Wednesday, April 1st 2020, 11:48 am - Here's how to care for your car when you aren't driving it as often.

You've been doing your best to help flatten the curve by working from home and limiting daily exercise walks to your neighbourhood.

With the vehicle parked squarely in the driveway, at least you might see your maintenance bills go down, right?

Not necessarily. Auto expert Doug Bethune tells The Weather Network vehicles have what's called a parasitic load, meaning there's always a certain amount of drain on the battery.

It's not like a lightbulb in that the drain is very small, but he recommends running your car enough to let the engine warm-up every 2 weeks or so.


Go HERE for our complete coverage of the COVID-19 pandemic


Bethune says it's also a good idea to drive the length of your driveway and then back up. The reason: it lubricates all the gears and the transmission. He says your battery probably wouldn't drain completely unless you have an accessory in your car, but even running it for 15 minutes will help keep it maintained.

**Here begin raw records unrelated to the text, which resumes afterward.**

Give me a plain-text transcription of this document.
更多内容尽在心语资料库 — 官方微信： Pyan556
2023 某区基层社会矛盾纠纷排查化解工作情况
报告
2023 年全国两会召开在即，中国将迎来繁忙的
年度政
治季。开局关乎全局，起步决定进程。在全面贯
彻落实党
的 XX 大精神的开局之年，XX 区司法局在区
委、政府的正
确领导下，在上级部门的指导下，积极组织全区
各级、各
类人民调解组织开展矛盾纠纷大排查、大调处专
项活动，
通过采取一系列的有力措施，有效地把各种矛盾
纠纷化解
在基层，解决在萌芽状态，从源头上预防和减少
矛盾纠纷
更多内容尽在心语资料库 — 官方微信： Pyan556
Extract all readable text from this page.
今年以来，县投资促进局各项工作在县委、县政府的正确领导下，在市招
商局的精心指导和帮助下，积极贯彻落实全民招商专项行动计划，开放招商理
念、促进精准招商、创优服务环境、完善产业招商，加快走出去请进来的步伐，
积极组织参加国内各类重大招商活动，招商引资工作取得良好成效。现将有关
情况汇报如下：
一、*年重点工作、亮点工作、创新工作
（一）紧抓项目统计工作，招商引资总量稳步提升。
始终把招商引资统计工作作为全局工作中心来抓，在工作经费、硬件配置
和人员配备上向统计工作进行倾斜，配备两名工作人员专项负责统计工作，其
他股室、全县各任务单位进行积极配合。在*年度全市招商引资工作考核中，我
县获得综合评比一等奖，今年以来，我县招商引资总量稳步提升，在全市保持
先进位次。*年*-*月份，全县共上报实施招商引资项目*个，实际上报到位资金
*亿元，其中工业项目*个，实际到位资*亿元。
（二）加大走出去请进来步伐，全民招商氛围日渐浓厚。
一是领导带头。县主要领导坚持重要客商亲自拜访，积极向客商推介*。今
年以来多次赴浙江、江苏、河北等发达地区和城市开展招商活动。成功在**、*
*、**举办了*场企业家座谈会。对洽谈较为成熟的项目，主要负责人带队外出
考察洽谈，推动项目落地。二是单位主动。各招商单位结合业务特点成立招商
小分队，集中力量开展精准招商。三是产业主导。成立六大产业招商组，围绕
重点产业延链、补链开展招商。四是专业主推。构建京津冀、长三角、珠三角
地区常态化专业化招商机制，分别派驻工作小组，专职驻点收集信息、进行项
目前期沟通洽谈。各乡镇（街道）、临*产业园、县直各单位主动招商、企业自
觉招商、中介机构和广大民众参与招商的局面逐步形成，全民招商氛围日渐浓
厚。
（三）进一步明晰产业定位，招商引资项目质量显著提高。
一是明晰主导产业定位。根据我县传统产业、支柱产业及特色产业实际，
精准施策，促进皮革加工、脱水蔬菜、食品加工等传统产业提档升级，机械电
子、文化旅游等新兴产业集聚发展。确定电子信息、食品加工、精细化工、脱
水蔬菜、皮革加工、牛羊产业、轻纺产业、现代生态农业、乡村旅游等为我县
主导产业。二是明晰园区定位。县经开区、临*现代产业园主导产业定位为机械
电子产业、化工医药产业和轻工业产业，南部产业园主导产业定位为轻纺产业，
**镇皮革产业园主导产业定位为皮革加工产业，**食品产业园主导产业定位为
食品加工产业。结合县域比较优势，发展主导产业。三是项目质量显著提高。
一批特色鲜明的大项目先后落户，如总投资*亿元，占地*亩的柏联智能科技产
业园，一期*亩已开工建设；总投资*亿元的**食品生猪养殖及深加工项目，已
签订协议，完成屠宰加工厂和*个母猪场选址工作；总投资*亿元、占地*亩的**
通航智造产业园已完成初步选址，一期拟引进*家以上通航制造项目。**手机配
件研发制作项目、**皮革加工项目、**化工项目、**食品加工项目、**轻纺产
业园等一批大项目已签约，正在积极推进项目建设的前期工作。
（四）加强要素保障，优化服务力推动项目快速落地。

VIDEO: HERE'S WHAT YOU NEED TO KNOW ABOUT YOUR CAR'S TIRES

He says taking it for an occasional drive around the block will allow you to apply the brake which gets some of the surface rust off of the brake rotors and components so that they don't get deteriorate.

He says running it around the block will make sure it gets lubricated so parts don't deteriorate and seize up.

Another tip: don't leave your vehicle parked on the lawn. Bethune says moisture from the ground gets up underneath the car and causes things to rust. If you can put it in a gravel driveway or paved driveway, or in a garage, even better. Just keep it off the grass.

As for your snow tires, if you've been putting off getting them changed, Bethune says you may decrease their lifespan.

Snow tires are very soft, compound rubber and they're made to flex. As a consequence, being somewhat softer, they have a tendency to wear at a higher rate, particularly on dry pavement.

You may also want to check your provincial regulations if you have studded tires as they may need to be removed by a certain date.